Response of circulating T‐lymphocytes to a coccidian infection: insights from a parasitization‐vaccination experiment

Abstract

Summary 1. Knowledge of how pathogens activate different components of the immune system to combat infections in the wild is a first step towards building a more global picture of the role that immunocompetence plays in host‐parasite evolution and host life history. Ecological immunology is currently situated in this first step due, in part, to the scarcity of simple techniques to reliably evaluate immunocompetence in the field.

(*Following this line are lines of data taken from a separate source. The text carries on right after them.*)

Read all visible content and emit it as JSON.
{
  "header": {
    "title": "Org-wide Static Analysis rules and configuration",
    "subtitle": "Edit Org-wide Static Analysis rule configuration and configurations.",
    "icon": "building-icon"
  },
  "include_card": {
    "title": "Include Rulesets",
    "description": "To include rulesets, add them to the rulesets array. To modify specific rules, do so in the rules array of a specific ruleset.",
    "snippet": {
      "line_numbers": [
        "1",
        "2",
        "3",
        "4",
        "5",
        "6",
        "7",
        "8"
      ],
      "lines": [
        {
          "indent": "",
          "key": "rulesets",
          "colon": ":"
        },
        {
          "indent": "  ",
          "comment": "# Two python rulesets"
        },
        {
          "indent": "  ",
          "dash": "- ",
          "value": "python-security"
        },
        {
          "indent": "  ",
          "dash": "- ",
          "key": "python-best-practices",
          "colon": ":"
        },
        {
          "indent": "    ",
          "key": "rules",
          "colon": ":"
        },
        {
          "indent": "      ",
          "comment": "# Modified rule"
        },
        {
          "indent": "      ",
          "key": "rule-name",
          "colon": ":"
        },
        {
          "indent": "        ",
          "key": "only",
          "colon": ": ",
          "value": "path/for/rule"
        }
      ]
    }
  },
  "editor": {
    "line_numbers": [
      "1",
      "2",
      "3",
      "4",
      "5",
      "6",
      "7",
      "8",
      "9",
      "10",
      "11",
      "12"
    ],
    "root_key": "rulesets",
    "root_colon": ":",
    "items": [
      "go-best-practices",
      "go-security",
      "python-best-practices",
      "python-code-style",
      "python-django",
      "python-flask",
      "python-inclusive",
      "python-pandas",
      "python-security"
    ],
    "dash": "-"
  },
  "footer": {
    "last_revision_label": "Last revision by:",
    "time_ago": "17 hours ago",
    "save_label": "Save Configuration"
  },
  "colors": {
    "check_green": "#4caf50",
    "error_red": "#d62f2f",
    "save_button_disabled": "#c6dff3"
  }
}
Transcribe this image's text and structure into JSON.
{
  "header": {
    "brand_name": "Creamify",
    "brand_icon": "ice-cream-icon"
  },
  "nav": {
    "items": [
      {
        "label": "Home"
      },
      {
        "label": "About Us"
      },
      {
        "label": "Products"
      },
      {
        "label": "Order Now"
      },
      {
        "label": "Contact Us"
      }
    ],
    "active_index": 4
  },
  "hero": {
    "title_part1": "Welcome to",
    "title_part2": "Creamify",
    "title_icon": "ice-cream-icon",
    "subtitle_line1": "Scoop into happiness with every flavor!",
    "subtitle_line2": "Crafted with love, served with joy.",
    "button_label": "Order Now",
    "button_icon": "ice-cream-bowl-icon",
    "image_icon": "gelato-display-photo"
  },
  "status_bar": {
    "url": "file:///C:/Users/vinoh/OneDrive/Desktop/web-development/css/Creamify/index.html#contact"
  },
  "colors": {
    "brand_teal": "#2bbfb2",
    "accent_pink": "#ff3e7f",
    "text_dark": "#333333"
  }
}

In fact, controversy remains as to whether parasites act as immuno‐stimulators promoting immune responses or as immune‐depressors via immune resource depletion. 2. In this study we manipulated parasite infection (Caryospora, Protozoa, Apicomplexa) and vaccinated captive Eurasian kestrels (Falco tinnunculus) to study potential immunological responses in different components of the immune system: circulating lymphocyte lineages (CD4, CD5 and CD8), counts of total lymphocytes and white blood cells (WBC) and plasma immunoglobulins (α‐1, α‐2, β‐1, β‐2 and δ). 3. We also evaluated the efficacy of the PHA‐assay, a common test used in ecological immunology, to gain information about T‐cell‐mediated immune response. 4. Experimentally infected and vaccinated (inoculated with attenuated parasites) birds showed drastic increases in CD4 and CD5 lymphocyte lineages, but not in CD8s, nor in total counts of lymphocytes or WBCs and no significant variation was observed in plasma globulins and in inflammatory reaction to PHA as a consequence of infection. PHA assay values were not correlated with initial (before vaccination) or final (after vaccination) values or with the response (final – initial) of T‐lymphocyte lineages. 5. Individuals with initially lower numbers of CD4 showed higher numbers (higher immune response) after vaccination. In the case of CD5s, initial and final numbers were positively correlated. 6. This study shows that parasites clearly provoke immune activity stimulation through proliferation of T‐lymphocytes (CD4 and CD5) and also reveals that other commonly used measurements, considered to be related to T‐cell‐mediated immunity, such as single‐time‐point measurements (total lymphocyte and WBC counts) or PHA assays, have a questionable capacity to provide information about immunological capacity to combat pathogens.